Frugal? If I had millions of dollars at that age, I think I might upgrade from Spam. Just a thought.

But this column isn't about Spam. I'll be sure to dedicate a future column (non on this blog, mind you) to the utterly disgusting food. This is about the maturation of a famous athlete both as a player and a person.

Who knows how good of a career Wie will have? That's as unpredictable as the economy. But she did pick up her first LPGA victory recently, showing grit in the final round to stave off a strong field of contenders. Learning how to win is a big, big part of becoming a top-notch pro, especially as a golfer out there on the course alone. Wie did that, and now here, less than a month later, she has greater confidence as she prepares for the 2010 season.

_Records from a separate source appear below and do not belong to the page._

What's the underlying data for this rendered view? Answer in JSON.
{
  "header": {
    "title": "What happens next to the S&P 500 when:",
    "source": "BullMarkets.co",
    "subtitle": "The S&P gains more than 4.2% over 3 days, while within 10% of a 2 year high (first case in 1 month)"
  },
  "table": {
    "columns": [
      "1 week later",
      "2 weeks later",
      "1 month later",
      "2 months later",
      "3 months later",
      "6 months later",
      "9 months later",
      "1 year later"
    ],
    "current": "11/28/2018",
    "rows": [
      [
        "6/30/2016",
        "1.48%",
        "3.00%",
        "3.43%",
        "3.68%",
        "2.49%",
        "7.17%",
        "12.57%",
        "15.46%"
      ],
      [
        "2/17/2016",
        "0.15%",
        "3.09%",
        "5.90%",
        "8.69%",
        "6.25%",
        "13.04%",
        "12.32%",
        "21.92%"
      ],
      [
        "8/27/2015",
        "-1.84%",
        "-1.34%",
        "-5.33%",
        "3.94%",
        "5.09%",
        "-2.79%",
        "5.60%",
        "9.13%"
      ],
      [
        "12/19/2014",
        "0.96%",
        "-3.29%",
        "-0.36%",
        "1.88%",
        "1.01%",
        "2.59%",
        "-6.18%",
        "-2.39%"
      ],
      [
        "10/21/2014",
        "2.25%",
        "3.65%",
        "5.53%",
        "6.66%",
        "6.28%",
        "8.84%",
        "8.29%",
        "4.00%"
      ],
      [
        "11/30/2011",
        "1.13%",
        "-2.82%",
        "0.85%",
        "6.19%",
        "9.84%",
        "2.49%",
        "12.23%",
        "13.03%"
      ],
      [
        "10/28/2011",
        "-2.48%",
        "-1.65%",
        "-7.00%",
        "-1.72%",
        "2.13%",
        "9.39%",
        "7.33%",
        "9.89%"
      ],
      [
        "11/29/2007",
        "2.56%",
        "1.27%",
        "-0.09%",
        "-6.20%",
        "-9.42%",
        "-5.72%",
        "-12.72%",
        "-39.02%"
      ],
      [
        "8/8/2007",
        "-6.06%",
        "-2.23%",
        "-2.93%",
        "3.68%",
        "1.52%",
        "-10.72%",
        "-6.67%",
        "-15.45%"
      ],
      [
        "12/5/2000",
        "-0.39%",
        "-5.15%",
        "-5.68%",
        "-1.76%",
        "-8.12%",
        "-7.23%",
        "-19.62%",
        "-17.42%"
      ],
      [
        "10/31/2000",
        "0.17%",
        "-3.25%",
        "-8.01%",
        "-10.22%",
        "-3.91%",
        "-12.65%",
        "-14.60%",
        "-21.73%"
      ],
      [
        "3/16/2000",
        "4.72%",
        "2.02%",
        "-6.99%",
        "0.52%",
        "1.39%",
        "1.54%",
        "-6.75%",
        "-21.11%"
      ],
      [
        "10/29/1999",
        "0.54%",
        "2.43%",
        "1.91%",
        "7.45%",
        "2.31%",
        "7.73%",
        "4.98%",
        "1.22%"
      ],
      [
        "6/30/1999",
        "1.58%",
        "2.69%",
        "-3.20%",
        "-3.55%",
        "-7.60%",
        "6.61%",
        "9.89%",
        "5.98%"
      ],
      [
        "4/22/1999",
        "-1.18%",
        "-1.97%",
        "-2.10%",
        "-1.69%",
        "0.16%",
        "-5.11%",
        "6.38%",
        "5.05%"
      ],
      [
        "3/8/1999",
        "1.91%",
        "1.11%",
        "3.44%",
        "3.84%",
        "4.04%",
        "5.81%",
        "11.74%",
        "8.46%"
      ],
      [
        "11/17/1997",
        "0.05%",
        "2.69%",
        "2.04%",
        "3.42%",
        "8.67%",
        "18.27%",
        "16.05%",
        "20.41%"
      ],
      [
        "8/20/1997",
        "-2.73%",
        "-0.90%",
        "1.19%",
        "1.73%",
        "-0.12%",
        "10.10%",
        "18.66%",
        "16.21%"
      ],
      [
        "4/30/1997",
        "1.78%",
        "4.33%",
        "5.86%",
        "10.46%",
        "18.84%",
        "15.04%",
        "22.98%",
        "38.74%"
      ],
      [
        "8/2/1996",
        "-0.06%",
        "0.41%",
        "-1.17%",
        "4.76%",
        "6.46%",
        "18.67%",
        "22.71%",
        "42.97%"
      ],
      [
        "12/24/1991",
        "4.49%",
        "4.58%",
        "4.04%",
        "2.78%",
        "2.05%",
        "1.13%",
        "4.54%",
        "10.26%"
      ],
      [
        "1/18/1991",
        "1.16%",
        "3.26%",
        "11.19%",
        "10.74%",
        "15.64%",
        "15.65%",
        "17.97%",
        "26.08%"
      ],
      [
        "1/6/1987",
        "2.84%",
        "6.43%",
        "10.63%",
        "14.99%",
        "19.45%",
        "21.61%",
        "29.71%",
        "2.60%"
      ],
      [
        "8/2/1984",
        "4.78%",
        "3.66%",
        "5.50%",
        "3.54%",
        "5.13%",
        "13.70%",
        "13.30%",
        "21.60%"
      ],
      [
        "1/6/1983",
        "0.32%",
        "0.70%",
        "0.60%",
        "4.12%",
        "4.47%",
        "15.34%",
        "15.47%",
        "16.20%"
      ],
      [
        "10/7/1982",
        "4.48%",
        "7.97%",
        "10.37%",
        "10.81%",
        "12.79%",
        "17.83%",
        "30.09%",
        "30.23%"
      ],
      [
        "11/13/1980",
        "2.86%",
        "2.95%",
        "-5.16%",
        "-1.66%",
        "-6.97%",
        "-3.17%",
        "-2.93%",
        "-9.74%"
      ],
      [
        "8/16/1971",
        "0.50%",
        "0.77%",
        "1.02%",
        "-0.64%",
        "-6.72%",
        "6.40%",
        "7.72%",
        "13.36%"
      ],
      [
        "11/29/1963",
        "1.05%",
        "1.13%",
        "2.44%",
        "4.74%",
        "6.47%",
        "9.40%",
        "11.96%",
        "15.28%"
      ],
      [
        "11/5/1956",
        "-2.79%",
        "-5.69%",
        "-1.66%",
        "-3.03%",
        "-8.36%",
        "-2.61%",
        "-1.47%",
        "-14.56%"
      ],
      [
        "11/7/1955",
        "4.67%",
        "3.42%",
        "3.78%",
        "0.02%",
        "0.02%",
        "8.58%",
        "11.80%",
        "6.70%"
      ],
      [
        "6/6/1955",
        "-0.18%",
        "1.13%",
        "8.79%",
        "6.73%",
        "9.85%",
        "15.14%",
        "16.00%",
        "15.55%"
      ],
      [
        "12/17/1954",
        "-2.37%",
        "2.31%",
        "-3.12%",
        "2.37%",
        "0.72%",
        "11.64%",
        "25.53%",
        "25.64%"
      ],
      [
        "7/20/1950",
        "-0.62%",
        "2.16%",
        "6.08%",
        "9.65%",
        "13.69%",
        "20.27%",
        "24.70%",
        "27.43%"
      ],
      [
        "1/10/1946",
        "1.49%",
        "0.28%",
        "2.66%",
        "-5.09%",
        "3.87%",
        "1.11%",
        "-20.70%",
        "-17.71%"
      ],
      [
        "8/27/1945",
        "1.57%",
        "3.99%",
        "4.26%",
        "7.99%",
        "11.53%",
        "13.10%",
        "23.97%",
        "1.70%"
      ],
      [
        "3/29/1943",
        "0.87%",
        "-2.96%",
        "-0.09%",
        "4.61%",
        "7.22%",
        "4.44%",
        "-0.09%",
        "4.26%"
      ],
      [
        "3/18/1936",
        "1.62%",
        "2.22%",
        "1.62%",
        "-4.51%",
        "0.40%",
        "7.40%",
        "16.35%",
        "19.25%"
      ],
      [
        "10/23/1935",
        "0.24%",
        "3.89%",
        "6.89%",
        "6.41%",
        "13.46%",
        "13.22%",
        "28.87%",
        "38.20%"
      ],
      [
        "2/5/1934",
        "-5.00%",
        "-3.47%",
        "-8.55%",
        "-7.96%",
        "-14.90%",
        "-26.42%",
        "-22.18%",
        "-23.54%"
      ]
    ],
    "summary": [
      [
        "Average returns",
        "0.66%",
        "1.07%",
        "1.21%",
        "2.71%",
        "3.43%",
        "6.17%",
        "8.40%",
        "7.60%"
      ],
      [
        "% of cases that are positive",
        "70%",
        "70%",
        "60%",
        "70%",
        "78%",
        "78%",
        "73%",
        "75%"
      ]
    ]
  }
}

Is she stressing about building off the win? Absolutely not. She's more concerned about her papers that are due, her finals coming up. Perhaps the most impressive thing about Wie is her ability to balance schoolwork at a top-notch institution along with playing golf professionally. She'll graduate from Stanford in the next couple years, and still have plenty of good years on the golf course ahead.

Perhaps the biggest indication of her maturity is what her competitors are saying, and they're not just praising her because of her importance, marketing-wise, when it comes to the LPGA's success. Just a couple years ago, they were sick of her childish behavior and pompousness on the links.

And now? "So many players have come up to me this year and said, 'Wow, Michelle is a really cool, really sweet, really down-to-earth girl,'" Natalie Gulbis was quoted in the SI article.

Having friends and admirers, of course, doesn't win tournaments. And neither does getting A's in college. But from all indications, Wie has found a happy balance in life -- and is playing the best golf of her career as a result.